I spotted this house late last year.but the light was fading badly.so earlier in the year I went back to reshoot it.the house is a large Georgian style house,heavily extended out back.the previous owners obviously ran a buisness out back as there was several offices there.a nice enjoyable re visit on a nice sunny day.


----------



## smiler (Dec 26, 2016)

If this is your last report and pics for the year you choose a gem to finish on Mikey. Many Thanks


----------



## UrbanX (Dec 26, 2016)

Love it! Love it! Love it!


----------



## Sam Haltin (Dec 26, 2016)

Nice photos and a nice house.

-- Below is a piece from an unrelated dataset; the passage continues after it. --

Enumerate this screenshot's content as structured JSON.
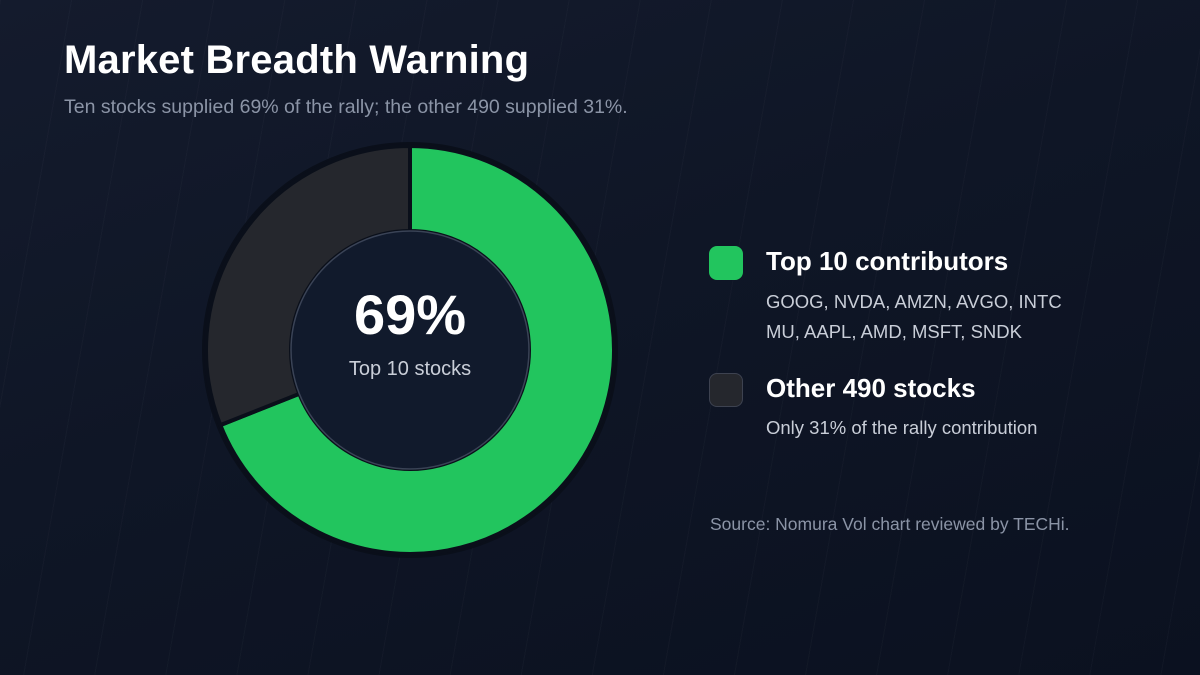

There's some lovely pieces of furniture in this house.


----------



## Mikeymutt (Dec 26, 2016)

smiler said:


> If this is your last report and pics for the year you choose a gem to finish on Mikey. Many Thanks



Yeah that is my last one for the year smiler.I will be in Scotland in a few days for nine days.hope you had a great Christmas.and wishing you a peaceful new year


----------



## The Wombat (Dec 27, 2016)

Excellent set there, looks an interesting place 
Have enjoyed all your reports again this year


----------



## smiler (Dec 27, 2016)

Mikeymutt said:


> Yeah that is my last one for the year smiler.I will be in Scotland in a few days for nine days.hope you had a great Christmas.and wishing you a peaceful new year



You posted excellent reports this year Mikey but you were a bit short on the PP, Belfast's by the dozen, a good few hurricane lamps even a couple of primuses, I shall be counting again in the new year.
Have great safe years exploring and watch where your putting your feet. K


----------



## Wrench (Dec 27, 2016)

Lovely photos there. 
Very nice mooch and post.
Thanks for sharing.


----------



## J_a_t_33 (Dec 27, 2016)

Wow man, stunning stunning pictures!


----------



## Brewtal (Dec 28, 2016)

Wow that is a stunner, nice find! Some absolutely cracking shots there, I particularly like the one of the radio and the one of the books. Lovely stuff, thanks for sharing. Have fun in Scotland!


----------



## jsp77 (Dec 28, 2016)

I enjoyed that Mikey, still lots left to see and photograph. A real time warp.


----------



## andylen (Dec 28, 2016)

Like your style, cracking set of pictures, well done.


----------